Josh Sternberg of Digiday profiles Kevin Delaney, the former Wall Street Journal journalist now running Quartz, the Atlantic’s business news site.
Sternberg writes, “With Quartz, he’s hacked the very notion of what an online magazine can do. With concise stories and attention-grabbing headlines, Quartz has been mobile-friendly from day one, yielding both impressive traffic and kudos from media critics. According to comScore, Quartz enjoyed 1.8 million uniques in October. For comparison, the 170-year-old Economist saw 2.2 million uniques last month. Not bad for a newly-assembled 25-person edit team.
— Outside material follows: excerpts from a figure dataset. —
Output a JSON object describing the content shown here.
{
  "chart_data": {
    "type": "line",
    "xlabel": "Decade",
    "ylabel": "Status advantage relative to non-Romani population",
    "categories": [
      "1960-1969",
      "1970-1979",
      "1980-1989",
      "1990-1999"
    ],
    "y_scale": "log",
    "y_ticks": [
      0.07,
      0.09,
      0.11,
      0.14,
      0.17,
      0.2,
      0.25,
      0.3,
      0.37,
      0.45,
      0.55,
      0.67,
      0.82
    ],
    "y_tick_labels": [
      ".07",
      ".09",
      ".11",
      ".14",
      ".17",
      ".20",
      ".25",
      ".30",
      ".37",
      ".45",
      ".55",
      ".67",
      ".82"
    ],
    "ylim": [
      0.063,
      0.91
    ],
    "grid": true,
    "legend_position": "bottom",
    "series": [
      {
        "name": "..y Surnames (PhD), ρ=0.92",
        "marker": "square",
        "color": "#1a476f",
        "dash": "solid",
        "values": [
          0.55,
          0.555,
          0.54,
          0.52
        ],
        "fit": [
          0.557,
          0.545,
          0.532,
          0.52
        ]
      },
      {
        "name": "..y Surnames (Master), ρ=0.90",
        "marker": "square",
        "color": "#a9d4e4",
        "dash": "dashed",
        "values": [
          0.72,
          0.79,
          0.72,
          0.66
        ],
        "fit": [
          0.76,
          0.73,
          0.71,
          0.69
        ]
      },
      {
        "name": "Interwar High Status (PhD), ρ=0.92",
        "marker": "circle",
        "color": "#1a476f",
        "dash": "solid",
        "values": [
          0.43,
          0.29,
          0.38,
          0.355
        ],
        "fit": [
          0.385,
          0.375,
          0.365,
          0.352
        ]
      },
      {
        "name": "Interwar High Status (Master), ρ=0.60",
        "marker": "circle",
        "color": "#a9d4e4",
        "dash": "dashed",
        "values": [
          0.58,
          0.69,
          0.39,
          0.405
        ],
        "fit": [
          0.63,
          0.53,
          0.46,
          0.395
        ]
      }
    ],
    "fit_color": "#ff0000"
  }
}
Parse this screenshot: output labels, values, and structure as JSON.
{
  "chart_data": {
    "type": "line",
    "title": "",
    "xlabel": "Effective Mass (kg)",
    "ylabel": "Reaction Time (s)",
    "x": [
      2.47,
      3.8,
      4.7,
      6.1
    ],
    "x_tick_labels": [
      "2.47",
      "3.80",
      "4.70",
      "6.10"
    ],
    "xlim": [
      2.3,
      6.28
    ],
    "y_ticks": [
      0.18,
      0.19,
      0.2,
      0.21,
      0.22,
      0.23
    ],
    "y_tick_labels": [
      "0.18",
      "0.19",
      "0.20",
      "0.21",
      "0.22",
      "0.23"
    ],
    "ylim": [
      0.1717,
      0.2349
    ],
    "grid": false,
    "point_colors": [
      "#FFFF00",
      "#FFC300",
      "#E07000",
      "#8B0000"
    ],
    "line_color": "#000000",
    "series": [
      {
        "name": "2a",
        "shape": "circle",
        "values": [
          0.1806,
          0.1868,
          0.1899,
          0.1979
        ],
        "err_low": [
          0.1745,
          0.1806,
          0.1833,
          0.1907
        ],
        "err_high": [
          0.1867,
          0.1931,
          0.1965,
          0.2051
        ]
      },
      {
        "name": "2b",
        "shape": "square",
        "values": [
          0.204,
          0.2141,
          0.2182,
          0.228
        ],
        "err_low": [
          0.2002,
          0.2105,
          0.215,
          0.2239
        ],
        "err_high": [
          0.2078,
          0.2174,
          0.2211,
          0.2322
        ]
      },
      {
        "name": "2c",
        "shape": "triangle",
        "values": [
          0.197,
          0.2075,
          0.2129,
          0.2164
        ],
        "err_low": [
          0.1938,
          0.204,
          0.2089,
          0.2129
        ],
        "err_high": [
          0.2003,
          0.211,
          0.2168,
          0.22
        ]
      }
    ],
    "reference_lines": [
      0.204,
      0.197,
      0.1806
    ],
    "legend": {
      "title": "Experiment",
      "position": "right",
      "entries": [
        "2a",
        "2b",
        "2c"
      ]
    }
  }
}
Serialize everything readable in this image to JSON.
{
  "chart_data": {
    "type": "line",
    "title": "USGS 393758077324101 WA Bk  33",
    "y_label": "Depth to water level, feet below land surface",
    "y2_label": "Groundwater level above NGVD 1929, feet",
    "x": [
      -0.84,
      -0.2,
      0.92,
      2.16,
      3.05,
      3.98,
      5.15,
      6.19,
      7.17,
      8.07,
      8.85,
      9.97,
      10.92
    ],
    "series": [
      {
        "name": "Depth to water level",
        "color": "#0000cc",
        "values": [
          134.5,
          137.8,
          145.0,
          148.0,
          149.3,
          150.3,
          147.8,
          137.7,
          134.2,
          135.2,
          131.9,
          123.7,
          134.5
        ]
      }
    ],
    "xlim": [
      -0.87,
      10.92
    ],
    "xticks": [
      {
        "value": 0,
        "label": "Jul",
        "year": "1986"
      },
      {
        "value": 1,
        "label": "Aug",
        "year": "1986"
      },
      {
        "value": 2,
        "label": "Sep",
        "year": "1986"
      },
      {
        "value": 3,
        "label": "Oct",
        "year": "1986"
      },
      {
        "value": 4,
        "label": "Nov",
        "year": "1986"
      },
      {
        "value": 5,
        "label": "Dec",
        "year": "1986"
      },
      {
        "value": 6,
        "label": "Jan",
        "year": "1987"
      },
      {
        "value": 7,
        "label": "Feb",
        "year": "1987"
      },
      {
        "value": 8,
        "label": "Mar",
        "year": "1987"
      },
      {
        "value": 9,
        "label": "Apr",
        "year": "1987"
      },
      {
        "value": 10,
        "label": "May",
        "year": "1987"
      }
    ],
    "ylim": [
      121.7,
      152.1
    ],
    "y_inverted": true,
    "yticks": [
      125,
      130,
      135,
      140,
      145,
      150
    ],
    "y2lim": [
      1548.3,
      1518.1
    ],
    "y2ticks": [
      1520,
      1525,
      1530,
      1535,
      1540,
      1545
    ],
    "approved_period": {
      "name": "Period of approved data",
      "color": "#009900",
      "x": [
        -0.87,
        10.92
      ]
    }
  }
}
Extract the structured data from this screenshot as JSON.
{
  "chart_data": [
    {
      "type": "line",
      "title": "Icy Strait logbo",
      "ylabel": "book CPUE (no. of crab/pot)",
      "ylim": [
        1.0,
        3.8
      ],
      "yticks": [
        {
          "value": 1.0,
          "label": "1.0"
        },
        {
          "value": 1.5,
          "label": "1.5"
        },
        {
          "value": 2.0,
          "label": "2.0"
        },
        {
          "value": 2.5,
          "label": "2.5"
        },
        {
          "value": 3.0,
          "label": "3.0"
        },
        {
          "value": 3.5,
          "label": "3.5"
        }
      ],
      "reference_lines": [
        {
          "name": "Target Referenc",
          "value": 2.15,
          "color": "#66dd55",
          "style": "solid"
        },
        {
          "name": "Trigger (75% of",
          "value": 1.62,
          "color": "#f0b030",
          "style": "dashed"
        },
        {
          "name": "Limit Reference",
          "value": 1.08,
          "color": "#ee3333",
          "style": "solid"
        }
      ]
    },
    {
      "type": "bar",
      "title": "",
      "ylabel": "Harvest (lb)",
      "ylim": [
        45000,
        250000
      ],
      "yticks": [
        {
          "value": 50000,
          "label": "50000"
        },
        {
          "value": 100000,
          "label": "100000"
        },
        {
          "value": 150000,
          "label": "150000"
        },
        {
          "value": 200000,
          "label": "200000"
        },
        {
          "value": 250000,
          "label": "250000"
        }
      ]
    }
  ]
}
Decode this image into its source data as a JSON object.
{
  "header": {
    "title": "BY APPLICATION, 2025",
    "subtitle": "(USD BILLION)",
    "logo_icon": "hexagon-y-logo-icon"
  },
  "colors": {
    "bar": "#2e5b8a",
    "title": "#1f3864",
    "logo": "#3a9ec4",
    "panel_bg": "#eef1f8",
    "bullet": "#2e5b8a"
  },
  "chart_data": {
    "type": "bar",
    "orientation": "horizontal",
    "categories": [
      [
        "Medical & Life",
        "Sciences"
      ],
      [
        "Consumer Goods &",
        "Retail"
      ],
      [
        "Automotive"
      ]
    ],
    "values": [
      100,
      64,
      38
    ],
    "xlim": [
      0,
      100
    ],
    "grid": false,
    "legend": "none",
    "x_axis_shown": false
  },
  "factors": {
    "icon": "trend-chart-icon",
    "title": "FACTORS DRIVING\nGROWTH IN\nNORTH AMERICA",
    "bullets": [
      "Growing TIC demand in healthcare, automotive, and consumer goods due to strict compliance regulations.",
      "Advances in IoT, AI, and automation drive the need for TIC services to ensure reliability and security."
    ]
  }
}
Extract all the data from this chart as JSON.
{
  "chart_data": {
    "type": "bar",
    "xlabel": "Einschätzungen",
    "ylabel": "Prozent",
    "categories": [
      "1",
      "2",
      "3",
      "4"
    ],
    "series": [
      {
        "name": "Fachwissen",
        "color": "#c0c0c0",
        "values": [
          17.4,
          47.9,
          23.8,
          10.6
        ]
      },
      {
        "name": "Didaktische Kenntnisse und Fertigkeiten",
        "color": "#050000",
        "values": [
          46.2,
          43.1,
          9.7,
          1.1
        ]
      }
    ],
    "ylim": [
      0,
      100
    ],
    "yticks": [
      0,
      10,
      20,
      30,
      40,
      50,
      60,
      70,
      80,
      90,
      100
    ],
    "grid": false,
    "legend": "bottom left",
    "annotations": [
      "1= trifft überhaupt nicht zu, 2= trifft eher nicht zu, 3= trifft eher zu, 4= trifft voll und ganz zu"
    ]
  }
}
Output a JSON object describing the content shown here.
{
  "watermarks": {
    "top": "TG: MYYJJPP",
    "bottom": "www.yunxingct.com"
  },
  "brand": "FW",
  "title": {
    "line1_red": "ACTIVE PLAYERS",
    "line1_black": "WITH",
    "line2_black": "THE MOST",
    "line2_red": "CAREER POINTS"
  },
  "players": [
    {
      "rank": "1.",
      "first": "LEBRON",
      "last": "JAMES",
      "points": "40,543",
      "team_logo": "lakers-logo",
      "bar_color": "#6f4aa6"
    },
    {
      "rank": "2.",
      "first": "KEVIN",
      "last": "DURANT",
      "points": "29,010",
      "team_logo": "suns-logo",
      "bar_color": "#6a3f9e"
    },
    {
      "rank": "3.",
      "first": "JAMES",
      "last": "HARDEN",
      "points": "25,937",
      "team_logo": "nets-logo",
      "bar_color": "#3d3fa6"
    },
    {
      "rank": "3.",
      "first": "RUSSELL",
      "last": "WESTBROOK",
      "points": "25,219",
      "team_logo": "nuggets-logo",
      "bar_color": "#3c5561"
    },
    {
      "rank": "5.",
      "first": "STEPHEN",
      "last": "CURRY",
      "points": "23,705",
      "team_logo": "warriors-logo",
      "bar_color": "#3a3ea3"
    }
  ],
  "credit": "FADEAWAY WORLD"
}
“Delaney, 41, has a history of breathing life into digital media. As the deputy managing editor and later as managing editor of WSJ.com, he brought a digital focus to the paper at a time in the organization when no one had done that before. He had a vision of what journalism could be in the digital age. This is precisely what Atlantic Media owner David Bradley had in mind when he and former CEO Justin Smith approached Delaney at the end of 2011 to run a new publication they thought would re-envision what a modern publication would look like.
“The new outlet would be mobile-first. It would be a startup with no operational or infrastructural issues established publications face. It would be journalistic, meaning deep reporting and analysis, not just kittens. And it would give Delaney a blank slate to shape a publication based on the years of covering new media companies.
“‘What I saw was the opportunity to act on some of my convictions of the future of media that would take longer to pursue within a traditional news organization,’ Delaney said.”